The final event I need to name today is a disease that infects the soul of
our planet, and that disease is Homophobia. The irrational fear and venomous
hatred of same-gender loving people have caused us to write discrimination
into the very constitutions that are meant to protect the liberties and
equality of all people.
We are tempted to get discouraged when religion and politics are used as
weapons to deny the humanity of gay and lesbian people and the sacredness of
all mutual affection. But then we remember Mark writing his gospel. And we
remember the lessons of AIDS. And we know that if we will not give up hope,
then one day the breakthrough will come and healing will bless our world. One
day, because we dared to hope even when situations looked hopeless, the sacred
value of all people and the goodness of God expressing through all genuine
love will be recognized and diversity will be celebrated rather than feared
and despised. We will speak out. We will pray. We will celebrate the diversity
of our wonderful community. We will claim our sacred value. And we will never
lose hope.
The world as Mark knew it ended right before his eyes. He responded by
writing a performance piece that he called Good News… a message of hope. He
dared to imagine the world getting better, and he dared to believe that hope
was an appropriate response even to the worst of tragedies. Like Mark, we
continue to hope. We hope for a cure for AIDS. We hope for an end to
homophobia. We hope that everyone who needs the Good News we have to share
will find us and learn to celebrate their sacred value.

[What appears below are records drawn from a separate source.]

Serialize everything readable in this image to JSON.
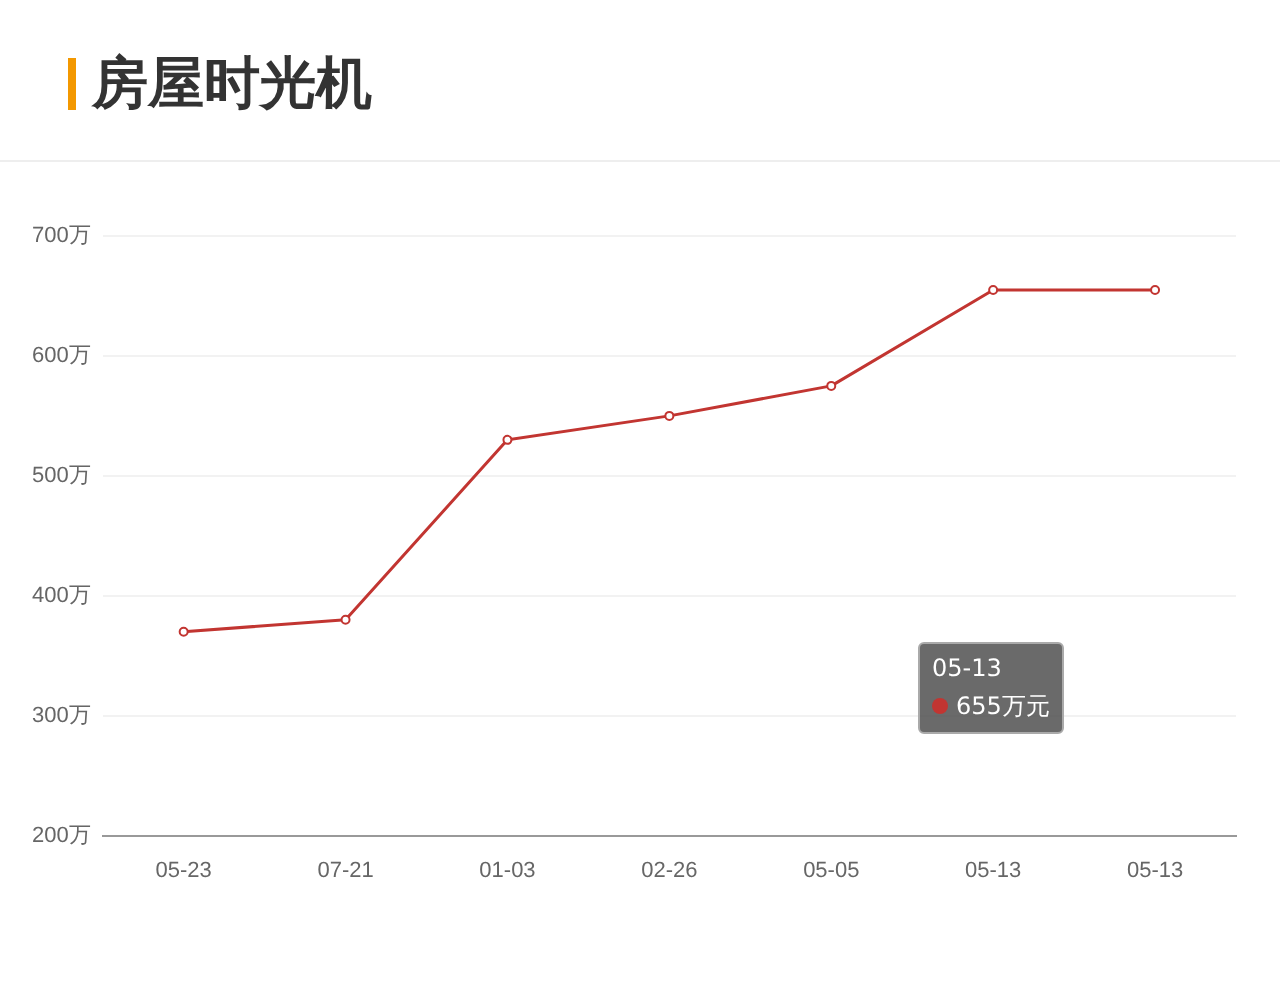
{
  "chart_data": {
    "type": "line",
    "title": "房屋时光机",
    "categories": [
      "05-23",
      "07-21",
      "01-03",
      "02-26",
      "05-05",
      "05-13",
      "05-13"
    ],
    "series": [
      {
        "color": "#c23531",
        "values": [
          370,
          380,
          530,
          550,
          575,
          655,
          655
        ]
      }
    ],
    "ylim": [
      200,
      700
    ],
    "yticks": [
      {
        "value": 200,
        "label": "200万"
      },
      {
        "value": 300,
        "label": "300万"
      },
      {
        "value": 400,
        "label": "400万"
      },
      {
        "value": 500,
        "label": "500万"
      },
      {
        "value": 600,
        "label": "600万"
      },
      {
        "value": 700,
        "label": "700万"
      }
    ],
    "grid": "y",
    "marker": "circle",
    "line_style": "solid",
    "legend": false,
    "annotations": [
      "05-13",
      "655万元"
    ]
  }
}
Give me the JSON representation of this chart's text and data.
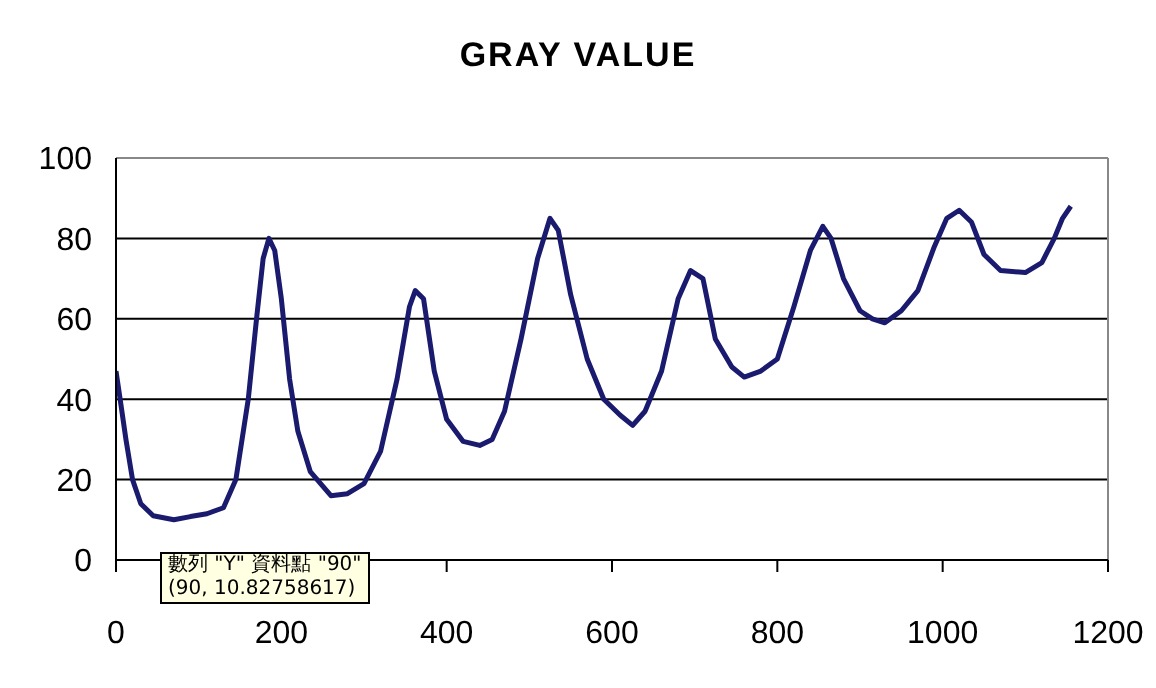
{
  "chart_data": {
    "type": "line",
    "title": "GRAY VALUE",
    "x": [
      0,
      5,
      12,
      20,
      30,
      45,
      70,
      90,
      110,
      130,
      145,
      160,
      170,
      178,
      185,
      192,
      200,
      210,
      220,
      235,
      260,
      280,
      300,
      320,
      340,
      355,
      362,
      372,
      385,
      400,
      420,
      440,
      455,
      470,
      490,
      510,
      525,
      535,
      550,
      570,
      590,
      610,
      625,
      640,
      660,
      680,
      695,
      710,
      725,
      745,
      760,
      780,
      800,
      820,
      840,
      855,
      865,
      880,
      900,
      915,
      930,
      950,
      970,
      990,
      1005,
      1020,
      1035,
      1050,
      1070,
      1100,
      1120,
      1135,
      1145,
      1155
    ],
    "series": [
      {
        "color": "#1a1a6e",
        "values": [
          47,
          40,
          30,
          20,
          14,
          11,
          10,
          10.8,
          11.5,
          13,
          20,
          40,
          60,
          75,
          80,
          77,
          65,
          45,
          32,
          22,
          16,
          16.5,
          19,
          27,
          45,
          63,
          67,
          65,
          47,
          35,
          29.5,
          28.5,
          30,
          37,
          55,
          75,
          85,
          82,
          66,
          50,
          40,
          36,
          33.5,
          37,
          47,
          65,
          72,
          70,
          55,
          48,
          45.5,
          47,
          50,
          63,
          77,
          83,
          80,
          70,
          62,
          60,
          59,
          62,
          67,
          78,
          85,
          87,
          84,
          76,
          72,
          71.5,
          74,
          80,
          85,
          88
        ]
      }
    ],
    "xlim": [
      0,
      1200
    ],
    "xticks": [
      0,
      200,
      400,
      600,
      800,
      1000,
      1200
    ],
    "ylim": [
      0,
      100
    ],
    "yticks": [
      0,
      20,
      40,
      60,
      80,
      100
    ],
    "grid": "y",
    "marker": "none",
    "line_style": "solid",
    "annotations": [
      "數列 \"Y\" 資料點 \"90\"",
      "(90, 10.82758617)"
    ]
  }
}
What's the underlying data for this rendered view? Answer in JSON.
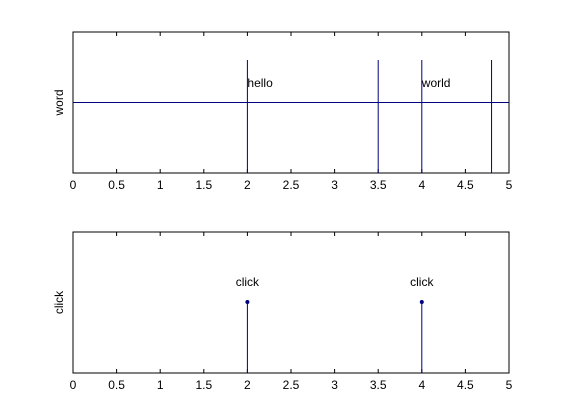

Things may not get better all at once, but there is H.O.P.E… healing
opportunities present everyday. We can give one more person her dignity back.
We can give one more couple the joy of celebrating their love. We can give one
more teen the information needed to keep him from contracting HIV. We can give
one more person living with HIV the stories of those who have lived well with
the virus, and we can give them and all people the promise of a loving
community no matter what happens in life. These are healing opportunities,
they are needed, and we can share them. We can be, we must be, and we will be
the messengers of hope. This is the Good News. Amen.